Ce qui peut paraître contradictoire est en fait très cohérent. La droite et l’extrême droite propagent l’idée d’un «choc des civilisations», avec d’un côté l’occident «judéo-chrétien» et de l’autre le monde musulman. Ce récit, qui sème la division et la haine entre les peuples est un mensonge complet. Au Moyen-Âge, pendant que les rois catholiques persécutaient les juifs d’Europe, les populations juives du Maghreb jouissaient d’une relative sécurité. Beaucoup plus récemment, en Algérie durant la deuxième Guerre Mondiale, le régime de Vichy a retiré la nationalité française aux 130.000 Juifs vivant dans ce qui était alors une colonie. Et des solidarités se sont tissées entre les juifs et musulmans d’Algérie, contre les persécutions racistes de Pétain. Historiquement, il y a en fait davantage un monde «judéo-musulman» qu’un monde «judéo-chrétien». Le conflit qui déchire le proche-Orient est une guerre fratricide.
Après la seconde guerre mondiale, la Palestine a été offerte par l’Occident comme refuge au peuple juif survivant du génocide, en se moquant des populations qui vivaient sur cette terre. En sacrifiant les palestiniens, l’Europe a voulu expier ses péchés. Mais soutenir inconditionnellement Israël n’effacera pas les siècles d’antisémitisme en Europe.
Quand l’extrême droite française félicite les frappes contre Gaza, elle n’est pas du côté du peuple juif. À travers ce conflit, elle a l’impression de tuer des arabes par procuration. Mais ce n’est qu’une alliance de circonstance et il faudrait être bien naïf pour imaginer que l’extrême droite a renié ses haines originelles.
Ce phénomène a lieu ailleurs dans le monde. L’ancien président brésilien Bolsonaro avait à la fois des supporters néo-nazis et affichait des drapeaux israéliens. Comme Trump, président d’extrême droite farouchement pro-israélien et apprécié des suprémacistes blancs. Derrière ces deux hommes, des réseaux évangélistes très puissants en Amérique, qui ont un rapport mystique avec Israël : pour eux, il faut que les juifs retournent en terre Sainte pour que Jésus revienne sur terre les convertir. Ici encore, il ne s’agit pas d’un soutien sincère, mais d’une instrumentalisation millénariste.

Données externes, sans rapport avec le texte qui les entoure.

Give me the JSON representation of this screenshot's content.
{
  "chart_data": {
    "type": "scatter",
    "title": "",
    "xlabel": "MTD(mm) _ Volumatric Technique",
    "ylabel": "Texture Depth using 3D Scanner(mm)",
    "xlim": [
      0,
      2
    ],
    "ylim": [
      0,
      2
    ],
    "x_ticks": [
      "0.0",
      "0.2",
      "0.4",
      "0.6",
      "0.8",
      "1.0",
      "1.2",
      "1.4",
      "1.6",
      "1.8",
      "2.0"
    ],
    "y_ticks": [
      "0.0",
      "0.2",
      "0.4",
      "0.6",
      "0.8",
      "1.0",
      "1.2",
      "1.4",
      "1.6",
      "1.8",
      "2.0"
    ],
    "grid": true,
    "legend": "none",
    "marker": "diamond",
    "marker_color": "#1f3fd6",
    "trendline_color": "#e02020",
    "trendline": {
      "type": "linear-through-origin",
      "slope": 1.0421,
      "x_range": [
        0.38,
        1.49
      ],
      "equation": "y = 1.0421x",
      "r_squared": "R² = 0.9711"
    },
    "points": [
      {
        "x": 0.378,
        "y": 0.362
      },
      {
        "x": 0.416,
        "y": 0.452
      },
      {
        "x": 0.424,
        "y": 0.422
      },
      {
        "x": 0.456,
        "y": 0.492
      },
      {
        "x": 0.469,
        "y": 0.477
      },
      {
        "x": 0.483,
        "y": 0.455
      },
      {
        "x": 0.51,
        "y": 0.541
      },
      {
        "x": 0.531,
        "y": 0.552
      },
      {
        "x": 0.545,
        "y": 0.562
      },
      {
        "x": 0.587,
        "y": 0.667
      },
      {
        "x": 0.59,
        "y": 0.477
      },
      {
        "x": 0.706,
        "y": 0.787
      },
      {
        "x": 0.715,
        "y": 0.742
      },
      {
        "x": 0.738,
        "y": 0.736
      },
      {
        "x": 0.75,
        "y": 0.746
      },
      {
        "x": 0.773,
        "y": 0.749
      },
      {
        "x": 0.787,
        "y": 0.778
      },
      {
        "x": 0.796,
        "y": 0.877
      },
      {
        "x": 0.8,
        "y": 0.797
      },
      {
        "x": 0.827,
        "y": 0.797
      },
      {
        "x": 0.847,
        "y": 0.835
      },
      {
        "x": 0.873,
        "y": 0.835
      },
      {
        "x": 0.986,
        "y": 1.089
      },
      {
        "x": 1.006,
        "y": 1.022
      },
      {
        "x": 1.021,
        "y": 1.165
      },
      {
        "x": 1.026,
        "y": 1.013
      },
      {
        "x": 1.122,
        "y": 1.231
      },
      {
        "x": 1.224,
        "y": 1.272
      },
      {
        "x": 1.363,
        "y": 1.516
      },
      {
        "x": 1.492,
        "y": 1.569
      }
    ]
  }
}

En miroir, la droite israélienne s’est adaptée à ses supporters occidentaux. En 2015, Netanyahou déclare qu’à l’origine, «Hitler ne voulait pas exterminer les juifs, seulement les expulser», et que le génocide nazi était en réalité de la faute des palestiniens. Un propos révisionniste révoltant, mais qui alimente l’idée d’un front commun contre le monde musulman : les vrais barbares sont les arabes. Quitte à nier la réalité des crimes commis en Europe. Il s’agit d’une solidarité coloniale, contre les palestiniens et contre les minorités musulmanes qui vivent en Occident.
Ce calcul mortifère ne peut mener qu’à des guerres ethniques et confessionnelles au détriment des peuples. Les seuls gagnants de cette logique infernale sont les fascistes de tous les pays. Les adeptes d’un «choc des civilisations» plutôt que de la solidarité et de l’amitié entre les peuples.